TL;DR on #KRACK: great work, important find, do patch when you can, but don't panic, it's unlikely going to have a big impact for you.— Martijn Grooten (@martijn_grooten) October 16, 2017
Kevin Beaumont, security architect based in the U.K., said on Twitter that the KRACK WPA2 vulnerability was "very difficult to exploit."
"The attack realistically doesn't work against Windows or iOS devices. The Group vulnerability is there, but it's not near enough to actually do anything of interest," Beaumont added in a blog post detailing the flaw. "There is currently no publicly available code out there to attack this in the real world -- you would need an incredibly high skill set and to be at the Wi-Fi base station to attack this."
Remediating the KRACK WPA2 vulnerability
While some experts said traffic running over HTTPS could help to mitigate the risks of data interception by an attacker exploiting KRACK, most said patching was the best option and praised Vanhoef and Piessens for their responsible disclosure and waiting for major manufacturers to create patches.
Vanhoef and Piessens said patching either the client or access point can mitigate the risk of the KRACK WPA2 vulnerability.
"Implementations can be patched in a backwards-compatible manner. This means a patched client can still communicate with an unpatched access point, and vice versa. In other words, a patched client or access point sends exactly the same handshake messages as before, and at exactly the same moment in time," Vanhoef wrote. "However, the security updates will assure a key is only installed once, preventing our attack."

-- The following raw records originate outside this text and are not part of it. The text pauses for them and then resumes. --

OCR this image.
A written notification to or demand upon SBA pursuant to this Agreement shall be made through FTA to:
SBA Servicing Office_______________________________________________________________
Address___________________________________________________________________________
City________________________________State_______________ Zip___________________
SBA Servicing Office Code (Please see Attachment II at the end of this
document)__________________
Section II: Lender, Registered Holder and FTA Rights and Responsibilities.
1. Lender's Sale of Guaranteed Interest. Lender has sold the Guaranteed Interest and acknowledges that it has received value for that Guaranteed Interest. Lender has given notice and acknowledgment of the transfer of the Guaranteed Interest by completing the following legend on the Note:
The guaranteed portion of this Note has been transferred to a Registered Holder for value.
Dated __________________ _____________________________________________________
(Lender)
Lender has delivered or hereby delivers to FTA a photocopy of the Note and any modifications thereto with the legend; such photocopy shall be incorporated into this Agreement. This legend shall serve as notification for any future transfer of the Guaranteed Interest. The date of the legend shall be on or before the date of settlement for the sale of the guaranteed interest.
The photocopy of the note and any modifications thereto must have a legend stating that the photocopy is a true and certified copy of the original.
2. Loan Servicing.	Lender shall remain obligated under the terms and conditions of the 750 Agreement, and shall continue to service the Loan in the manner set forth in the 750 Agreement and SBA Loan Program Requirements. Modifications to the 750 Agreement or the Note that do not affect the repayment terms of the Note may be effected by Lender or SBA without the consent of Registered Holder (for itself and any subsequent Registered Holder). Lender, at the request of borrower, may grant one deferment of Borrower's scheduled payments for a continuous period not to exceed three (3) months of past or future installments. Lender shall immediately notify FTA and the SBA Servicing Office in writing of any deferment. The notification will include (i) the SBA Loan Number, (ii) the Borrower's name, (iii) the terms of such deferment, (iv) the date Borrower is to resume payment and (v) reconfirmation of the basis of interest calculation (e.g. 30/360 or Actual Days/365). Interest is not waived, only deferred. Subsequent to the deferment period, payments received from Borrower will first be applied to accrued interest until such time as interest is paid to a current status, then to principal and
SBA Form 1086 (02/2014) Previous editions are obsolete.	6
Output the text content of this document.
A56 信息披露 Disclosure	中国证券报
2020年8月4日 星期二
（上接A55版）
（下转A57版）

Kevin Beaumontsecurity architect
Experts said that although patches may be available, another trouble with the KRACK WPA2 vulnerability is scale. Currently, Android versions 6.0 and higher are affected -- approximately 41% of devices, according to Google's stats -- but as more devices are updated to newer Android versions or users buy new smartphones, that number could rise.

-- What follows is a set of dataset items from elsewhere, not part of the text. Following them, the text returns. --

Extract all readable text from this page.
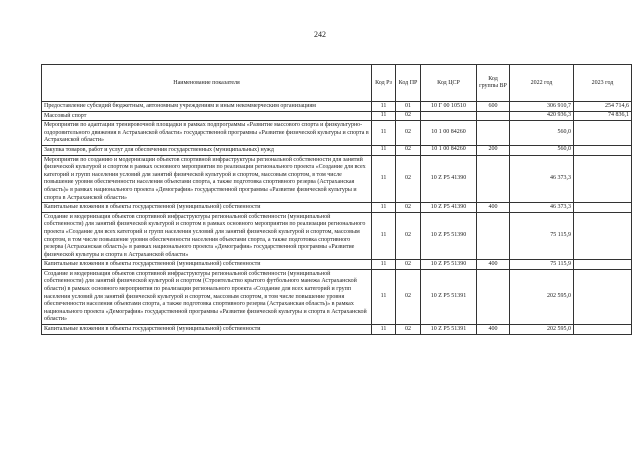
242
Наименование показателя	Код Рз	Код ПР	Код ЦСР	Код группы ВР	2022 год	2023 год
Предоставление субсидий бюджетным, автономным учреждениям и иным некоммерческим организациям	11	01	10 Г 00 10510	600	306 910,7	254 714,6
Массовый спорт	11	02			420 936,3	74 836,1
Мероприятия по адаптации тренировочной площадки в рамках подпрограммы «Развитие массового спорта и физкультурно-оздоровительного движения в Астраханской области» государственной программы «Развитие физической культуры и спорта в Астраханской области»	11	02	10 1 00 84260		560,0	
Закупка товаров, работ и услуг для обеспечения государственных (муниципальных) нужд	11	02	10 1 00 84260	200	560,0	
Мероприятия по созданию и модернизации объектов спортивной инфраструктуры региональной собственности для занятий физической культурой и спортом в рамках основного мероприятия по реализации регионального проекта «Создание для всех категорий и групп населения условий для занятий физической культурой и спортом, массовым спортом, в том числе повышение уровня обеспеченности населения объектами спорта, а также подготовка спортивного резерва (Астраханская область)» в рамках национального проекта «Демография» государственной программы «Развитие физической культуры и спорта в Астраханской области»	11	02	10 Z P5 41390		46 373,3	
Капитальные вложения в объекты государственной (муниципальной) собственности	11	02	10 Z P5 41390	400	46 373,3	
Создание и модернизация объектов спортивной инфраструктуры региональной собственности (муниципальной собственности) для занятий физической культурой и спортом в рамках основного мероприятия по реализации регионального проекта «Создание для всех категорий и групп населения условий для занятий физической культурой и спортом, массовым спортом, в том числе повышение уровня обеспеченности населения объектами спорта, а также подготовка спортивного резерва (Астраханская область)» в рамках национального проекта «Демография» государственной программы «Развитие физической культуры и спорта в Астраханской области»	11	02	10 Z P5 51390		75 115,9	
Капитальные вложения в объекты государственной (муниципальной) собственности	11	02	10 Z P5 51390	400	75 115,9	
Создание и модернизация объектов спортивной инфраструктуры региональной собственности (муниципальной собственности) для занятий физической культурой и спортом (Строительство крытого футбольного манежа Астраханской области) в рамках основного мероприятия по реализации регионального проекта «Создание для всех категорий и групп населения условий для занятий физической культурой и спортом, массовым спортом, в том числе повышение уровня обеспеченности населения объектами спорта, а также подготовка спортивного резерва (Астраханская область)» в рамках национального проекта «Демография» государственной программы «Развитие физической культуры и спорта в Астраханской области»	11	02	10 Z P5 51391		202 595,0	
Капитальные вложения в объекты государственной (муниципальной) собственности	11	02	10 Z P5 51391	400	202 595,0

Apple added patches for the WPA2 vulnerability in the latest beta version of iOS, but it has not been pushed to most users as of this post. Beaumont said patches were already available for Linux, but he admitted that Android could be a problem because security patches often don't get to users or get patched when they are pushed out.
Paul Martini, CEO and co-founder of Iboss, said the most concerning part of this exploit "is that it affects every device that connects to a Wi-Fi network."
"This is another reminder that even if your security team does everything in its power to keep your devices and network secure, there will always be incidents like this that put your information at risk," Martini told SearchSecurity. "This vulnerability is particularly worrisome for distributed organizations that often have mobile and remote employees connecting via Wi-Fi. Even secure Wi-Fi networks are now at risk and require additional protection at the web gateway level to help prevent data loss."